Avelumab safe and yields durable responses for patients with advanced Merkel cell carcinoma
The immunotherapeutic avelumab (Bavencio) was well tolerated by patients with advanced Merkel cell carcinoma, and the majority of those whose cancer responded to avelumab treatment had durable responses, according to results from a phase II clinical trial presented here at the AACR Annual Meeting 2017, April 1-5.
"Merkel cell carcinoma is a rare type of cancer, with about 2,000 new cases diagnosed each year in the United States, but incidence has been increasing slowly over the past decade," said Howard L. Kaufman, MD, a surgical oncologist at Rutgers Cancer Institute of New Jersey in New Brunswick, New Jersey. "Patients with metastatic Merkel cell carcinoma are usually treated with chemotherapy, but the cancer nearly always recurs within six months, at which point life expectancy is only about three to six months.
"Given the lack of effective treatment options for patients with metastatic Merkel cell carcinoma whose cancer has recurred after chemotherapy, we are excited to see such a high objective response rate. It is also noteworthy that nearly all of the patients whose cancer initially responded to avelumab exhibited durable responses, with most ongoing for more than a year," continued Kaufman, who is also professor of surgery and medicine at the Rutgers Robert Wood Johnson Medical School. "Based on data from this clinical trial, avelumab became the first ever treatment approved by the U.S. Food and Drug Administration for treating patients with this devastating disease."
Kaufman explained that avelumab targets the PD-L1 protein and that the rationale for treating patients with Merkel cell carcinoma with the immunotherapeutic came from studies showing that PD-L1 is found on tumor samples from nearly all patients with this form of cancer.
Kaufman and colleagues enrolled 88 patients with metastatic Merkel cell carcinoma that had progressed after treatment with chemotherapy in the phase II clinical trial. All patients received 10 mg/kg avelumab as an intravenous infusion over one hour every two weeks.
Previously reported data showed that 28 patients had a response after 10.4 months of follow-up. Eight had a complete response and 20 partial responses.

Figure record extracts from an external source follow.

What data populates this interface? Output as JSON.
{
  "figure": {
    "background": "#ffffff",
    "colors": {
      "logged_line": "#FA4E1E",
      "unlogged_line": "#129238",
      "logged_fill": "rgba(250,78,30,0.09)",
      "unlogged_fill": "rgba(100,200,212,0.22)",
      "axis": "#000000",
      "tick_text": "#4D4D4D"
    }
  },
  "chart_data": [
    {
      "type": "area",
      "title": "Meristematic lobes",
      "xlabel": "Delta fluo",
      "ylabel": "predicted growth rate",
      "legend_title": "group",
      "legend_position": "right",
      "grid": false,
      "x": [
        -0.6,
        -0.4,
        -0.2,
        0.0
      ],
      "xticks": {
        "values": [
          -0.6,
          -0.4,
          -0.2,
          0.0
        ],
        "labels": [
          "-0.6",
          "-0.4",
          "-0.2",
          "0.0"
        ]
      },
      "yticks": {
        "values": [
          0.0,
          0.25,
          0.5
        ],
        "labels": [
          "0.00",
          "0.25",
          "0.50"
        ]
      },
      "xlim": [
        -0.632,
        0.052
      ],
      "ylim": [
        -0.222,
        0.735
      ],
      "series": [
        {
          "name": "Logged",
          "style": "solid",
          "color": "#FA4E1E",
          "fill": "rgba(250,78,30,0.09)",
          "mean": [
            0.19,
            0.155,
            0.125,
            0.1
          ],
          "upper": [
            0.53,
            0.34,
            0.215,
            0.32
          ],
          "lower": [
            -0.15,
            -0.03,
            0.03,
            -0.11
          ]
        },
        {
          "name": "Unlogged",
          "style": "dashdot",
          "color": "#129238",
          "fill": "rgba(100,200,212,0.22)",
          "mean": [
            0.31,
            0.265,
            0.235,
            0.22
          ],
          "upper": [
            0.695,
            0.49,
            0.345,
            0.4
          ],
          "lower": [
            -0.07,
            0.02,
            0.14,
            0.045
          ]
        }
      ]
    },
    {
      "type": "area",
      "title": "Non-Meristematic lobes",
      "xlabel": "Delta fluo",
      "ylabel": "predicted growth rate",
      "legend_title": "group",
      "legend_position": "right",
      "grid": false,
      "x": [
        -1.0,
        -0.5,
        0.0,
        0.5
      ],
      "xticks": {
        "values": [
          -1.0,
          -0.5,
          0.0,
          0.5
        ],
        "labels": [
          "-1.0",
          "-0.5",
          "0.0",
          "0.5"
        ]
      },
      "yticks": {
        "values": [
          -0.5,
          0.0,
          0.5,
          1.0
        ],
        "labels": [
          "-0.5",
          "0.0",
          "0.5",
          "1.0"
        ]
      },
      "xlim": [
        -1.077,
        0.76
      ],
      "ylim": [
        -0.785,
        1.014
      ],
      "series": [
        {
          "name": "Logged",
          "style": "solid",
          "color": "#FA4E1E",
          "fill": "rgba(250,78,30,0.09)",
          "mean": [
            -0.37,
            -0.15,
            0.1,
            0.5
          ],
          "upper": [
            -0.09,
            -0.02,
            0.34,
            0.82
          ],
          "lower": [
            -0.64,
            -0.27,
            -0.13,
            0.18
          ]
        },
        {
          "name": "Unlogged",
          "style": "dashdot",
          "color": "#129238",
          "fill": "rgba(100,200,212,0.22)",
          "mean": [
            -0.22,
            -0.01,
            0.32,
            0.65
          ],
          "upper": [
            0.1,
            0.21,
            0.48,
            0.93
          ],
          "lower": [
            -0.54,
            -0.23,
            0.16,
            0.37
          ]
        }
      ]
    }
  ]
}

The researchers are now reporting that after longer follow-up, the number of patients to have a response increased to 29, for an overall response rate of 33 percent after a median of 16.4 months of follow-up. In addition, the number of patients to have a complete response increased to 10 because one of the partial responses had improved to a complete response, and another patient newly recorded to have a response had a complete response.
At the time of data cutoff, 21 of the responses were ongoing and the median duration of response had not been reached. The researchers estimated that 74 percent of patients will have a response that lasts one year or longer.
Kaufman explained that the most common treatment side effects were fatigue and infusion reactions.
"The findings of long-term responses and well-tolerated safety profile suggest that avelumab could be an important new agent for patients with Merkel cell carcinoma who have failed prior chemotherapy," said Kaufman. "Given these results, it will be interesting to determine whether response rates could be increased by giving avelumab prior to chemotherapy or in combination with other treatments."